Prepared statements

Use prepared statements for queries that are executed multiple times in your application:

PreparedStatement prepared = session.Prepare("insert into product (sku, description) values (?, ?)");
BoundStatement bound = prepared.Bind("234827", "Mouse");
session.Execute(bound);

When you prepare the statement, Cassandra parses the query string, caches the result and returns a unique identifier (the PreparedStatement object keeps an internal reference to that identifier):

Text Diagram

When you bind and execute a prepared statement, the driver only sends the identifier, which allows Cassandra to skip the parsing phase:

Text Diagram

Advantages of prepared statements

Beyond saving a bit of parsing overhead on the server, prepared statements have other advantages; the PREPARED response also contains useful metadata about the CQL query:

  • information about the result set that will be produced when the statement gets executed. The driver caches this, so that the server doesn’t need to include it with every response. This saves a bit of bandwidth, and the resources it would take to decode it every time. This is only enabled for protocol v5+, i.e., Apache Cassandra 4.0+ and DataStax Enterprise 6.0+.
  • the CQL types of the bound variables. This allows the PreparedStatement.Bind method to perform better checks, and fail fast (without a server round-trip) if the types are wrong.
  • which bound variables are part of the partition key. This allows bound statements to automatically compute their routing key.
  • more optimizations might get added in the future. For example, CASSANDRA-10813 suggests adding an idempotent flag to the response.

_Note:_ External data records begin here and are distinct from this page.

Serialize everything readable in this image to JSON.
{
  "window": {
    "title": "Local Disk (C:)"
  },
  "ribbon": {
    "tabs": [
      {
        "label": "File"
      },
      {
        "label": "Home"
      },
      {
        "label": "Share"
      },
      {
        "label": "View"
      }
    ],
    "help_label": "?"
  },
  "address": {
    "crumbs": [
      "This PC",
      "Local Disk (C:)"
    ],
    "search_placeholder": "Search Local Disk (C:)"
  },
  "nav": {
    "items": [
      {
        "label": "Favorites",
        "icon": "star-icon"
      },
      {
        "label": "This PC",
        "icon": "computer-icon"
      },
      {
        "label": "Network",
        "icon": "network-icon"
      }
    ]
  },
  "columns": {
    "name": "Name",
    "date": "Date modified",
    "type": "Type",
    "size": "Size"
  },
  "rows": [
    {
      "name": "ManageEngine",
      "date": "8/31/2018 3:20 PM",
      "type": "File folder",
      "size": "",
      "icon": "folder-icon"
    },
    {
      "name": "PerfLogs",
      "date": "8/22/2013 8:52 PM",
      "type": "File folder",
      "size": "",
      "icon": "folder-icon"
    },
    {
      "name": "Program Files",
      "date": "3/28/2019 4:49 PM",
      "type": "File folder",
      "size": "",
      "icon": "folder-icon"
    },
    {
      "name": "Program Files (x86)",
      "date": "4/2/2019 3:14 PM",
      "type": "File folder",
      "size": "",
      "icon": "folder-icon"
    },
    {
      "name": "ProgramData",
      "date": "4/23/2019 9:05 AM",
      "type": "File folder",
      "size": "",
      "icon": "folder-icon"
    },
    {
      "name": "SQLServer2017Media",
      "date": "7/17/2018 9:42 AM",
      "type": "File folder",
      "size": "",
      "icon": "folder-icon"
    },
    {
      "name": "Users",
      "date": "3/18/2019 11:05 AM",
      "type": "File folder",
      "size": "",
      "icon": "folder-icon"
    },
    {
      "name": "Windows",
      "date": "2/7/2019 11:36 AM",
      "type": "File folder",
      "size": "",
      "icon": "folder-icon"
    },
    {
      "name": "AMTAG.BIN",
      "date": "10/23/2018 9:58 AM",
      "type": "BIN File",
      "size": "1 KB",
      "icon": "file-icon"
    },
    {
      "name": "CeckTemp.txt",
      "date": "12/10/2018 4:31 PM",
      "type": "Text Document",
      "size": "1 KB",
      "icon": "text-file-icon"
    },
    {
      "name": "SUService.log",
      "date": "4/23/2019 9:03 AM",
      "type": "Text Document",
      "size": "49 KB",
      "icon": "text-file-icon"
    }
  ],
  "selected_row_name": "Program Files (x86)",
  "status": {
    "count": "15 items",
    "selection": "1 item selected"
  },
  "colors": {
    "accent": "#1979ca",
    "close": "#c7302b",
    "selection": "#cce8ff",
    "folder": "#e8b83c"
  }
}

If you have a unique query that is executed only once, a simple statement will be more efficient. But note that this should be pretty rare: most client applications typically repeat the same queries over and over, and a parameterized version can be extracted and prepared.

Preparing

Session.Prepare() accepts a plain query string.

We recommend avoiding repeated calls to Prepare() because the driver does not cache prepared statements so there could be performance issues if the same query is prepared multiple times.

Parameters and binding

The prepared query string will usually contain placeholders, which can be either anonymous or named:

ps1 = session.Prepare("insert into product (sku, description) values (?, ?)");
ps2 = session.Prepare("insert into product (sku, description) values (:s, :d)");

To turn the statement into its executable form, you need to bind it in order to create a BoundStatement. As shown previously, there is a shorthand to provide the parameters in the same call:

BoundStatement bound = ps1.Bind("324378", "LCD screen");

Unset values

With native protocol V3, all variables must be bound. With native protocol V4 (Cassandra 2.2+ / DSE 5+) or above, variables can be left unset, in which case they will be ignored (no tombstones will be generated). If you’re reusing a bound statement, you can use the unset method to unset variables that were previously set:

BoundStatement bound = ps1.bind("324378", Unset.Value);

How the driver prepares

Cassandra does not replicate prepared statements across the cluster. It is the driver’s responsibility to ensure that each node’s cache is up to date. It uses a number of strategies to achieve this:

  1. When a statement is initially prepared, it is first sent to a single node in the cluster (this avoids hitting all nodes in case the query string is wrong). Once that node replies successfully, the driver re-prepares on all remaining nodes:

    Text Diagram

    The prepared statement identifier is deterministic (it’s a hash of the query string), so it is the same for all nodes.

  2. if a node crashes, it might lose all of its prepared statements (this depends on the version: since Cassandra 3.10, prepared statements are stored in a table, and the node is able to reprepare on its own when it restarts). So the driver keeps a client-side cache; anytime a node is marked back up, the driver re-prepares all statements on it;

  3. finally, if the driver tries to execute a statement and finds out that the coordinator doesn’t know about it, it will re-prepare the statement on the fly (this is transparent for the client, but will cost two extra roundtrips):

    Text Diagram

You can customize these strategies through the Builder.QueryOptions() method:

  • QueryOptions.SetPrepareOnAllHosts() controls whether statements are initially re-prepared on other hosts (step 1 above);
  • QueryOptions.SetReprepareOnUp controls whether statements are re-prepared on a node that comes back up (step 2 above).